Gary Kitching’s “Dead to Me” is about a man named Steven (Kitching himself) who has been given a voucher for a reading in a spiritualist’s parlour. At first this play is unimpeachably neutral: a sceptic like me can see all of the cold-reading and manipulation; a believer might spot some kind of evidence in there somewhere. Yet most of the audience titter whenever the psychic (Tessa Parr) catches the light and seems suddenly transparent.

There is an urgency or a freshness to Parr’s performance – her character is at once ghastly and warm, corrupt and honest, girlish and wise. Psychics are so sinister because they take a subject which is naturally horrific – the annihilation of human beings – and when they are finished with it, there is only an impossible blandness left. They exorcise ghosts in the very act of raising them. This psychic has intense, searching eyes and a practical smile; her words sound automatically dishonest but there is some unexpected fluency within her body language which means that you never take your eyes off her.

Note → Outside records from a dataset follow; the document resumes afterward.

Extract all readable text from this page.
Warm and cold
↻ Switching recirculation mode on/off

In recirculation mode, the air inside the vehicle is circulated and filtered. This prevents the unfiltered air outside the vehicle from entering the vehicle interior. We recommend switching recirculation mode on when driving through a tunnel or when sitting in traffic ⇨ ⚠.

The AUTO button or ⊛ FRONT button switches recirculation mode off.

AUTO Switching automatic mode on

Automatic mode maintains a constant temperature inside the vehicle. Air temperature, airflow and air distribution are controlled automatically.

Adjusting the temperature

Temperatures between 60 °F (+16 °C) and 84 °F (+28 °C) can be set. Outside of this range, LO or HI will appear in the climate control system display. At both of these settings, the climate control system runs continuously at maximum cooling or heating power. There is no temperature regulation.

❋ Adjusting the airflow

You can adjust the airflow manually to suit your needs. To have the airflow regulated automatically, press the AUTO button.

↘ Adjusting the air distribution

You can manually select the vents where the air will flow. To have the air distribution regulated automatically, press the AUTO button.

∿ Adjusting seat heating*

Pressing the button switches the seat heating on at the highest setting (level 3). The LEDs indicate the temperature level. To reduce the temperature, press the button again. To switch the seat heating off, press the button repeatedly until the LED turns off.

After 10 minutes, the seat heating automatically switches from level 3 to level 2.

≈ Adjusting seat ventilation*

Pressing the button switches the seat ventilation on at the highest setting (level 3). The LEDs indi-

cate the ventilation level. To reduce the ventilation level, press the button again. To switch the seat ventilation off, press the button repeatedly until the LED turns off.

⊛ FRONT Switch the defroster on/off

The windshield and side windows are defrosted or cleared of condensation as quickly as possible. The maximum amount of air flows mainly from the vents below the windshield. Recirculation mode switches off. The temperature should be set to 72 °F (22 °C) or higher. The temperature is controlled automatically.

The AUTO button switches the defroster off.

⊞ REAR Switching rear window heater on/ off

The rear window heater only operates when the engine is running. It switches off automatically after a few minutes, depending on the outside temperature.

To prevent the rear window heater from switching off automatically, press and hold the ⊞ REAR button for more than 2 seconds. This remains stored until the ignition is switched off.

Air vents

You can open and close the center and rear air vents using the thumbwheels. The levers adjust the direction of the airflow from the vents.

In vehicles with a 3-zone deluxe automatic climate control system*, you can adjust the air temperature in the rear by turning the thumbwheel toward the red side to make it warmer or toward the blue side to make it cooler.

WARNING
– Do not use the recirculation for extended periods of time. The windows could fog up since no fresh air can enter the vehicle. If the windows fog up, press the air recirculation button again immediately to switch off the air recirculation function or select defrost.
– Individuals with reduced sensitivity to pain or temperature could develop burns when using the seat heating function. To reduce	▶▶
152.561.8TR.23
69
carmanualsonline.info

“Dead to Me” is not wholly a farce or completely a satire – it is quite happy to just watch a psychic at work. I have seen spiritualism taking some truly vicious satirical beatings before, in everything from the commentary of Friedrich Engels to South Park, but this play only delivers a mild shake. The tragedy can never be profound because the matter at hand is humdrum human stupidity, the cheapness and sentimentality of two people who have opted out of the world. There is a powerful moment, however, when the characters embrace and, unless you blinked and missed it, they had briefly experienced life and death.